Unravel's "signed by you and your agent" is a small but powerful norm. It normalizes human-AI collaboration while making it legible. In a classroom, this is the reflection paragraph ("what the LLM got wrong, what I fixed, why"). In hiring, this could be a brief note on which parts of the application were AI-assisted and how the candidate directed the process.
This isn't about policing honesty — it's about selecting for people who think about AI as a collaborator rather than a crutch or a secret weapon.
Unravel doesn't have a separate "AI skills assessment." The application is the assessment. Every instruction — finding the email, composing the subject line, writing the cover letter — tests a different capability. This is more ecologically valid than any whiteboard test. You're seeing exactly how candidates work, with exactly the tools they'd use on the job.

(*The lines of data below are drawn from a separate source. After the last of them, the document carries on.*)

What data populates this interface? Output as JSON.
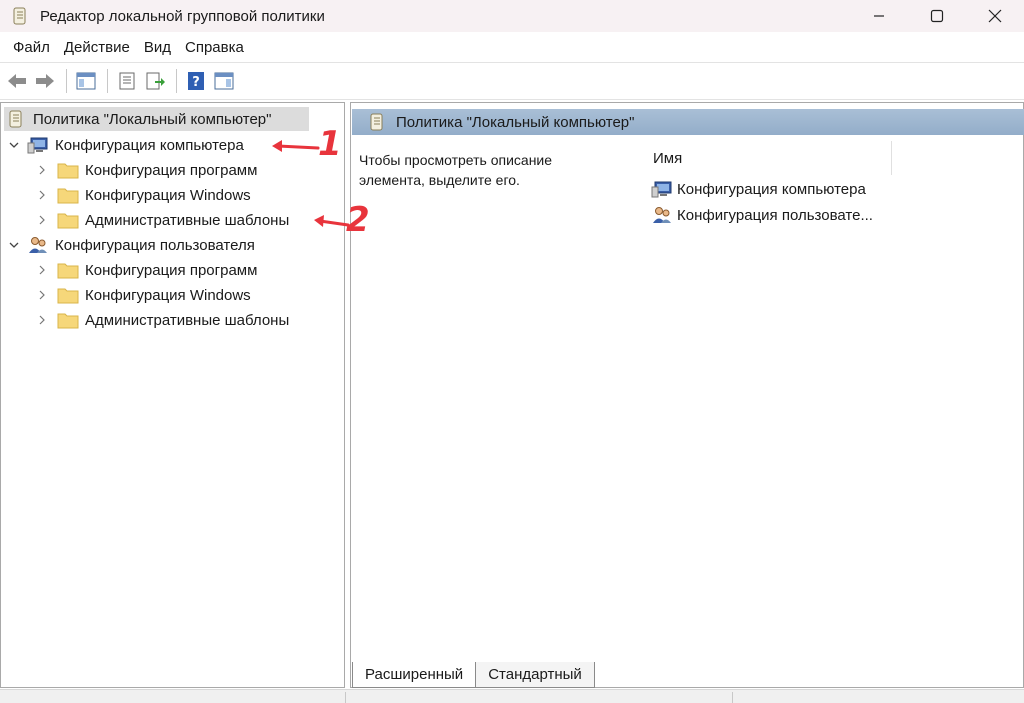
{
  "window": {
    "title": "Редактор локальной групповой политики",
    "controls": [
      "minimize-icon",
      "maximize-icon",
      "close-icon"
    ]
  },
  "menu": [
    "Файл",
    "Действие",
    "Вид",
    "Справка"
  ],
  "toolbar": {
    "buttons": [
      "back-icon",
      "forward-icon",
      "show-hide-tree-icon",
      "properties-icon",
      "export-list-icon",
      "help-icon",
      "show-hide-action-pane-icon"
    ]
  },
  "tree": {
    "root": "Политика \"Локальный компьютер\"",
    "computer": {
      "label": "Конфигурация компьютера",
      "children": [
        "Конфигурация программ",
        "Конфигурация Windows",
        "Административные шаблоны"
      ]
    },
    "user": {
      "label": "Конфигурация пользователя",
      "children": [
        "Конфигурация программ",
        "Конфигурация Windows",
        "Административные шаблоны"
      ]
    }
  },
  "details": {
    "header": "Политика \"Локальный компьютер\"",
    "description": "Чтобы просмотреть описание элемента, выделите его.",
    "column": "Имя",
    "items": [
      "Конфигурация компьютера",
      "Конфигурация пользовате..."
    ]
  },
  "tabs": [
    "Расширенный",
    "Стандартный"
  ],
  "annotations": [
    "1",
    "2"
  ],
  "colors": {
    "annotation": "#e8343c",
    "header_gradient": "#a9bfd6",
    "selection": "#dcdcdc",
    "folder": "#f6d77a"
  }
}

In both the classroom and the hiring process, the LLM serves as a revealing foil. It produces something that looks right at a surface level but is wrong in ways that only domain expertise can detect. The ability to spot and fix those errors — in Marathi prosody or in a cover letter's argument — is the skill being tested. The AI doesn't replace the test; it sharpens it.
This pattern is generalizable. Here's how any team could design an LLM-integrated hiring process:
Give candidates a broken codebase and an LLM. Ask them to use the LLM to diagnose and fix the bugs. Evaluate not just the fix, but the prompting strategy, the ability to catch when the LLM hallucinates a solution, and the quality of the final commit message.

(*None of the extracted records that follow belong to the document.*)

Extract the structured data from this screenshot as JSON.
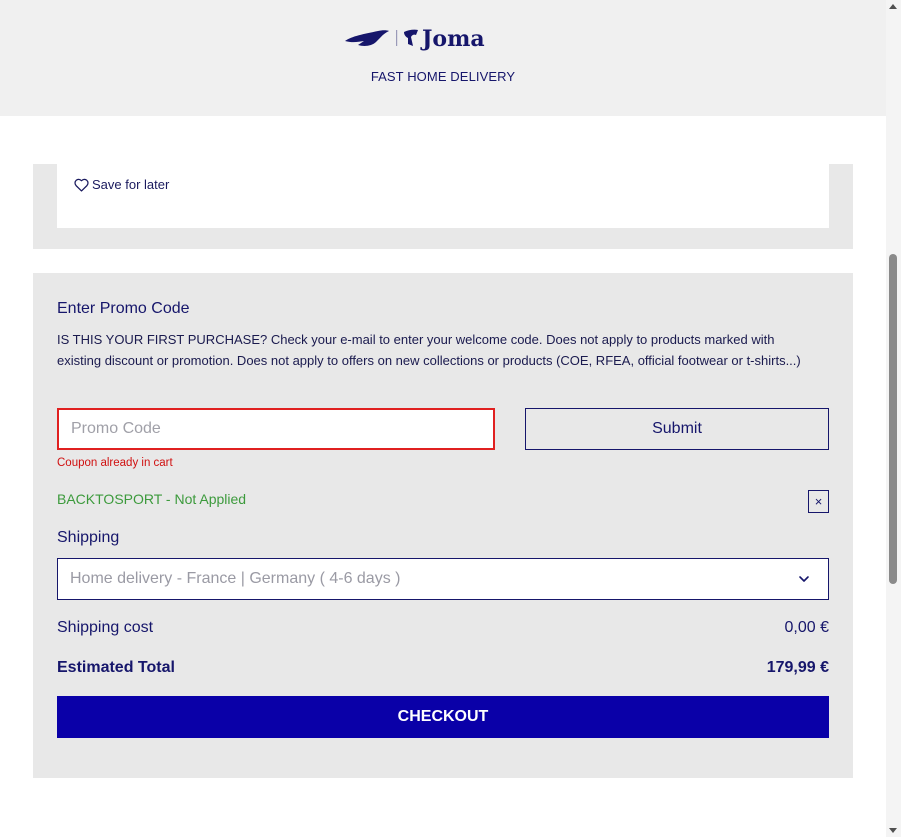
{
  "header": {
    "logo_text": "Joma",
    "delivery_banner": "FAST HOME DELIVERY"
  },
  "cart_item": {
    "save_for_later": "Save for later"
  },
  "promo": {
    "title": "Enter Promo Code",
    "description": "IS THIS YOUR FIRST PURCHASE? Check your e-mail to enter your welcome code. Does not apply to products marked with existing discount or promotion. Does not apply to offers on new collections or products (COE, RFEA, official footwear or t-shirts...)",
    "input_placeholder": "Promo Code",
    "input_value": "",
    "submit_label": "Submit",
    "error_message": "Coupon already in cart",
    "applied_coupon_status": "BACKTOSPORT - Not Applied",
    "remove_label": "×"
  },
  "shipping": {
    "label": "Shipping",
    "selected_option": "Home delivery - France | Germany ( 4-6 days )"
  },
  "totals": {
    "shipping_cost_label": "Shipping cost",
    "shipping_cost_value": "0,00 €",
    "estimated_total_label": "Estimated Total",
    "estimated_total_value": "179,99 €"
  },
  "checkout": {
    "label": "CHECKOUT"
  },
  "colors": {
    "brand_navy": "#16166b",
    "checkout_blue": "#0a00a8",
    "error_red": "#e02020",
    "status_green": "#3c9a3c",
    "panel_grey": "#e8e8e8"
  },
  "icons": {
    "save_for_later": "heart-outline-icon",
    "shipping_select": "chevron-down-icon",
    "remove_coupon": "close-icon"
  }
}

Ask candidates to use an LLM to draft a piece, then submit both the draft and their edited version with annotations. The editing reveals taste, voice, and judgment — things the LLM can't fake.
Give candidates a research question and access to LLM tools with web search. Evaluate the quality of their search strategy, their ability to identify when the LLM is confabulating sources, and the synthesis of findings.

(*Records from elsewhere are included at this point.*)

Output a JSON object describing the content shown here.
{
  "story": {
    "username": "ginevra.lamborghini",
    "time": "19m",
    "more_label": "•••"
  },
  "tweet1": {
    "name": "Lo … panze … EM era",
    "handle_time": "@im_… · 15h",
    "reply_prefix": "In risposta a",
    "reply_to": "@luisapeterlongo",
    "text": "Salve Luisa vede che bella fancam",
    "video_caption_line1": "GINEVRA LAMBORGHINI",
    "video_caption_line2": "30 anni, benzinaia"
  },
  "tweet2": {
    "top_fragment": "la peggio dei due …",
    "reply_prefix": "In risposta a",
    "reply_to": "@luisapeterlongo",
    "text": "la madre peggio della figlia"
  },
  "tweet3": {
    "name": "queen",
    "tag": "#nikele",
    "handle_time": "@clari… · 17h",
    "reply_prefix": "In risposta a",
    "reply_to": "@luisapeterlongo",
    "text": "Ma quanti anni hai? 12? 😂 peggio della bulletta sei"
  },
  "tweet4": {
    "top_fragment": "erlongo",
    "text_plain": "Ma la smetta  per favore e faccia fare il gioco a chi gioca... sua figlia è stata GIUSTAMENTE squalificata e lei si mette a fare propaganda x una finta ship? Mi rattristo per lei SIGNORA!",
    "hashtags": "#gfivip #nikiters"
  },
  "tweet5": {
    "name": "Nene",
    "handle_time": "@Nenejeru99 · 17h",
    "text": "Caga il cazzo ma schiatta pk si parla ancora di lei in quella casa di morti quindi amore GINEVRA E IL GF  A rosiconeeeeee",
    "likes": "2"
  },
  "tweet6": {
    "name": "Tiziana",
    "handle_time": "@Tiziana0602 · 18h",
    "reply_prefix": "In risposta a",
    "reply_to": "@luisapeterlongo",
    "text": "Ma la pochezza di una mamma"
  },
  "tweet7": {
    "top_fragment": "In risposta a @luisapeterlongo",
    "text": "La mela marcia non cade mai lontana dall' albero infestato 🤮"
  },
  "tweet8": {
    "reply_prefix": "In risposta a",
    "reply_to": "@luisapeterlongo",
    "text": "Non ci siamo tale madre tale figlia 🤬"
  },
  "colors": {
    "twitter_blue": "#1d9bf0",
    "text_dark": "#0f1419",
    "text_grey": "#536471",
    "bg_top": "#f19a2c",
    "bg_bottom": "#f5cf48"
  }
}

Ask candidates to design an exercise like the विपरीत केकावली — one that requires students to use LLMs but tests domain knowledge through the quality of their corrections. The exercise design itself is the assessment.
Unravel's hiring post says it plainly: "The old way of building software is dying." The same is true for hiring, for education, and for any domain where LLMs have crossed the threshold from novelty to infrastructure.
The organizations that adapt fastest will be those that stop asking "did they use AI?" and start asking "how well did they use it?" — and, more importantly, "what did they add that the AI couldn't?"
Moropant wrote the Kekavali in 1790. Vedang wrote his hiring post in 2026. Separated by 236 years and entirely different domains, both point to the same truth: the value is never in the tool — it's in the judgment applied to the tool's output.
मूळ तत्त्व: Kids are going to use LLMs no matter what. Unless we make them think while they use it, how are they going to learn?
— From the विपरीत केकावली post
Replace "kids" with "candidates" and "learn" with "demonstrate competence," and you have the future of recruiting.
Note: This post was itself composed with assistance from Claude. The ideas, connections, and editorial judgment are mine. That's the point.